Relational Editing: Editing not only controls time but creates relationships between subjects that don't exist in real life. Relational editing techniques work on the human need to see a theme or connection in a series of images even if the pictures are random.

In the 1920's, Russian film makers Pudovkin and Kuleshov proved this principle. They alternated a MS of a man staring blankly into the camera with a CU of a bowl of soup; a MS of a dead woman in a coffin; and CU of a little girl playing.

To viewers, the man's blank expression suddenly mirrored the emotions in the other images to the point of creating an imagined cause and effect be-tween them.

Although footage of the actor's face was the same, when the coffin footage came first, the audience thought the actor showed deep sorrow. When his face followed a CU of the soup, the audience thought he was hungry. And when he was edited to the shot of the little girl playing, the audience saw the actor feeling parental pride.

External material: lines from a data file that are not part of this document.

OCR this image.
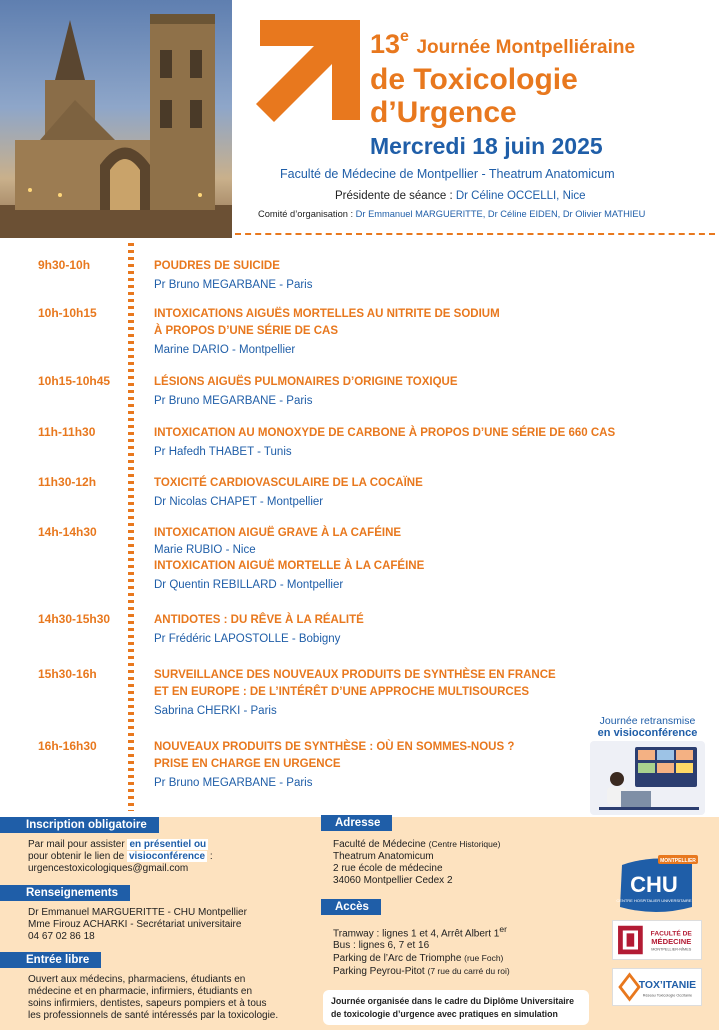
13e Journée Montpelliéraine
de Toxicologie
d’Urgence
Mercredi 18 juin 2025
Faculté de Médecine de Montpellier - Theatrum Anatomicum
Présidente de séance : Dr Céline OCCELLI, Nice
Comité d’organisation : Dr Emmanuel MARGUERITTE, Dr Céline EIDEN, Dr Olivier MATHIEU
9h30-10h	POUDRES DE SUICIDE
Pr Bruno MEGARBANE - Paris
10h-10h15	INTOXICATIONS AIGUËS MORTELLES AU NITRITE DE SODIUM
À PROPOS D’UNE SÉRIE DE CAS
Marine DARIO - Montpellier
10h15-10h45	LÉSIONS AIGUËS PULMONAIRES D’ORIGINE TOXIQUE
Pr Bruno MEGARBANE - Paris
11h-11h30	INTOXICATION AU MONOXYDE DE CARBONE À PROPOS D’UNE SÉRIE DE 660 CAS
Pr Hafedh THABET - Tunis
11h30-12h	TOXICITÉ CARDIOVASCULAIRE DE LA COCAÏNE
Dr Nicolas CHAPET - Montpellier
14h-14h30	INTOXICATION AIGUË GRAVE À LA CAFÉINE
Marie RUBIO - Nice
INTOXICATION AIGUË MORTELLE À LA CAFÉINE
Dr Quentin REBILLARD - Montpellier
14h30-15h30	ANTIDOTES : DU RÊVE À LA RÉALITÉ
Pr Frédéric LAPOSTOLLE - Bobigny
15h30-16h	SURVEILLANCE DES NOUVEAUX PRODUITS DE SYNTHÈSE EN FRANCE
ET EN EUROPE : DE L’INTÉRÊT D’UNE APPROCHE MULTISOURCES
Sabrina CHERKI - Paris
16h-16h30	NOUVEAUX PRODUITS DE SYNTHÈSE : OÙ EN SOMMES-NOUS ?
PRISE EN CHARGE EN URGENCE
Pr Bruno MEGARBANE - Paris
Journée retransmise
en visioconférence
Inscription obligatoire
Par mail pour assister en présentiel ou
pour obtenir le lien de visioconférence :
urgencestoxicologiques@gmail.com
Renseignements
Dr Emmanuel MARGUERITTE - CHU Montpellier
Mme Firouz ACHARKI - Secrétariat universitaire
04 67 02 86 18
Entrée libre
Ouvert aux médecins, pharmaciens, étudiants en
médecine et en pharmacie, infirmiers, étudiants en
soins infirmiers, dentistes, sapeurs pompiers et à tous
les professionnels de santé intéressés par la toxicologie.
Adresse
Faculté de Médecine (Centre Historique)
Theatrum Anatomicum
2 rue école de médecine
34060 Montpellier Cedex 2
Accès
Tramway : lignes 1 et 4, Arrêt Albert 1er
Bus : lignes 6, 7 et 16
Parking de l’Arc de Triomphe (rue Foch)
Parking Peyrou-Pitot (7 rue du carré du roi)
Journée organisée dans le cadre du Diplôme Universitaire
de toxicologie d’urgence avec pratiques en simulation
MONTPELLIER
CHU
CENTRE HOSPITALIER UNIVERSITAIRE
FACULTÉ DE
MÉDECINE
MONTPELLIER-NÎMES
TOX’ITANIE
Réseau Toxicologie Occitanie
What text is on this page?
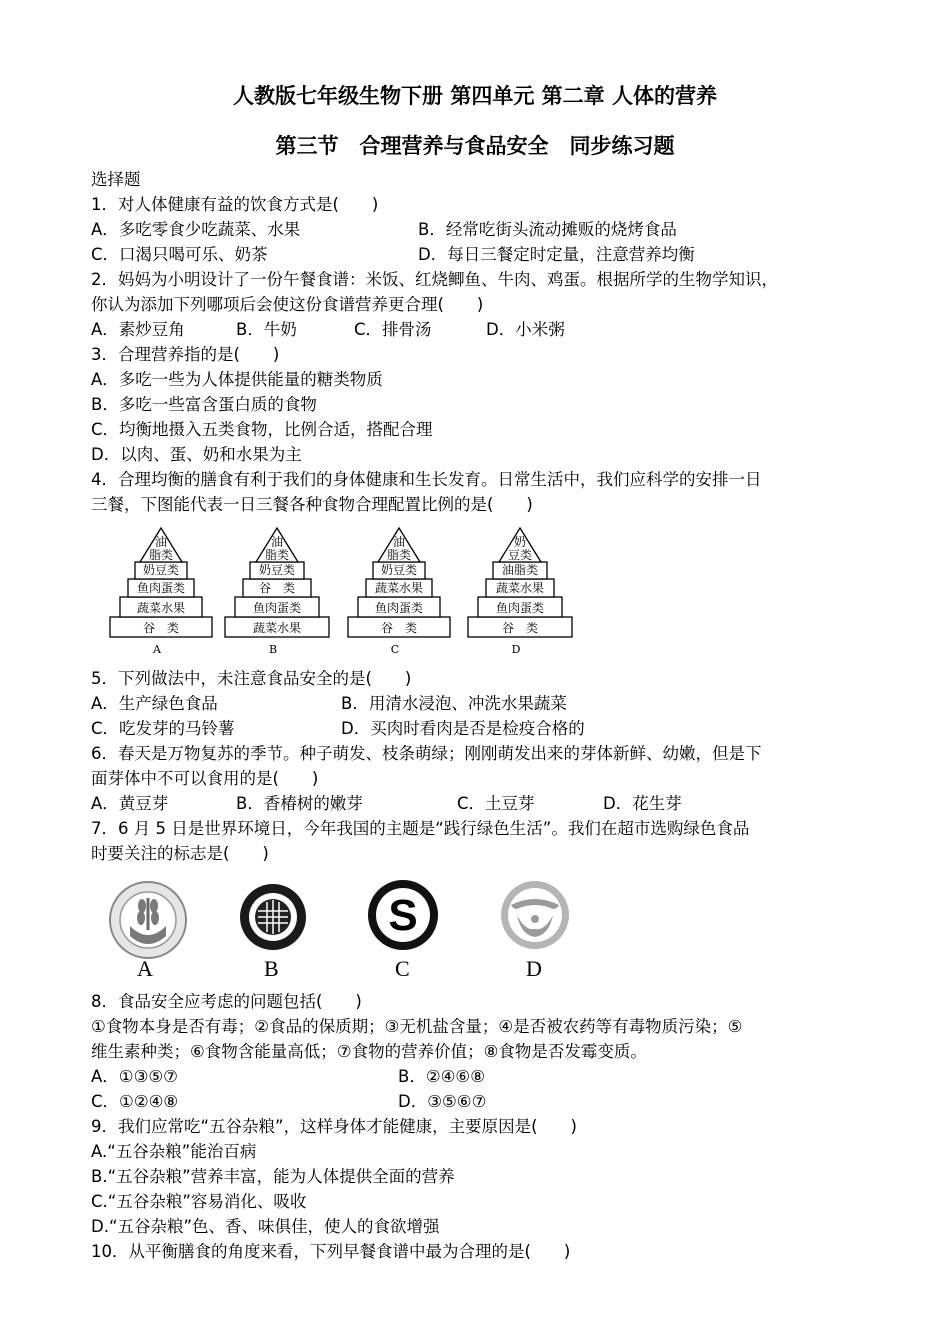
人教版七年级生物下册 第四单元 第二章 人体的营养
第三节　合理营养与食品安全　同步练习题
选择题
1．对人体健康有益的饮食方式是(　　)
A．多吃零食少吃蔬菜、水果	B．经常吃街头流动摊贩的烧烤食品
C．口渴只喝可乐、奶茶	D．每日三餐定时定量，注意营养均衡
2．妈妈为小明设计了一份午餐食谱：米饭、红烧鲫鱼、牛肉、鸡蛋。根据所学的生物学知识，
你认为添加下列哪项后会使这份食谱营养更合理(　　)
A．素炒豆角	B．牛奶	C．排骨汤	D．小米粥
3．合理营养指的是(　　)
A．多吃一些为人体提供能量的糖类物质
B．多吃一些富含蛋白质的食物
C．均衡地摄入五类食物，比例合适，搭配合理
D．以肉、蛋、奶和水果为主
4．合理均衡的膳食有利于我们的身体健康和生长发育。日常生活中，我们应科学的安排一日
三餐，下图能代表一日三餐各种食物合理配置比例的是(　　)
谷　类
蔬菜水果
鱼肉蛋类
奶豆类
油
脂类
A
蔬菜水果
鱼肉蛋类
谷　类
奶豆类
油
脂类
B
谷　类
鱼肉蛋类
蔬菜水果
奶豆类
油
脂类
C
谷　类
鱼肉蛋类
蔬菜水果
油脂类
奶
豆类
D
5．下列做法中，未注意食品安全的是(　　)
A．生产绿色食品	B．用清水浸泡、冲洗水果蔬菜
C．吃发芽的马铃薯	D．买肉时看肉是否是检疫合格的
6．春天是万物复苏的季节。种子萌发、枝条萌绿；刚刚萌发出来的芽体新鲜、幼嫩，但是下
面芽体中不可以食用的是(　　)
A．黄豆芽	B．香椿树的嫩芽	C．土豆芽	D．花生芽
7．6 月 5 日是世界环境日，今年我国的主题是“践行绿色生活”。我们在超市选购绿色食品
时要关注的标志是(　　)
A	B
S
C	D
8．食品安全应考虑的问题包括(　　)
①食物本身是否有毒；②食品的保质期；③无机盐含量；④是否被农药等有毒物质污染；⑤
维生素种类；⑥食物含能量高低；⑦食物的营养价值；⑧食物是否发霉变质。
A．①③⑤⑦	B．②④⑥⑧
C．①②④⑧	D．③⑤⑥⑦
9．我们应常吃“五谷杂粮”，这样身体才能健康，主要原因是(　　)
A.“五谷杂粮”能治百病
B.“五谷杂粮”营养丰富，能为人体提供全面的营养
C.“五谷杂粮”容易消化、吸收
D.“五谷杂粮”色、香、味俱佳，使人的食欲增强
10．从平衡膳食的角度来看，下列早餐食谱中最为合理的是(　　)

The footage of the actor's face has no real connection with the other shots, except in the viewer's imagination when seen in sequence. We mentally "project" our responses to the images onto the actor and believe we know what he is thinking or feeling.

3 comments:

Keith Savage said...

This is a phenomenon that I find effects most actor's performances more often then people like to admit. A lot of time a bad performance is improved by the audience "bringing their own baggage" to the film. So ask yourself, am I really seeing a good performance, or good editing?

Which is probably why Gregory Peck won best actor in 1962 for To Kill a Mockingbird, over Peter O'Toole for Lawrence of Arabia. Peck is indeed good, but nowhere near as powerful and full of depth as O'Toole's.

Rob A. said...

Very true. I think you can take this further and apply it to how a news piece can change depending on how it is cut.

Keith Savage said...

Are you saying the news lies!!!

Very true and very scary, especially considering that there is no law that prevents news distortion, a rather nebulous term that can be used to define all kinds of news tampering.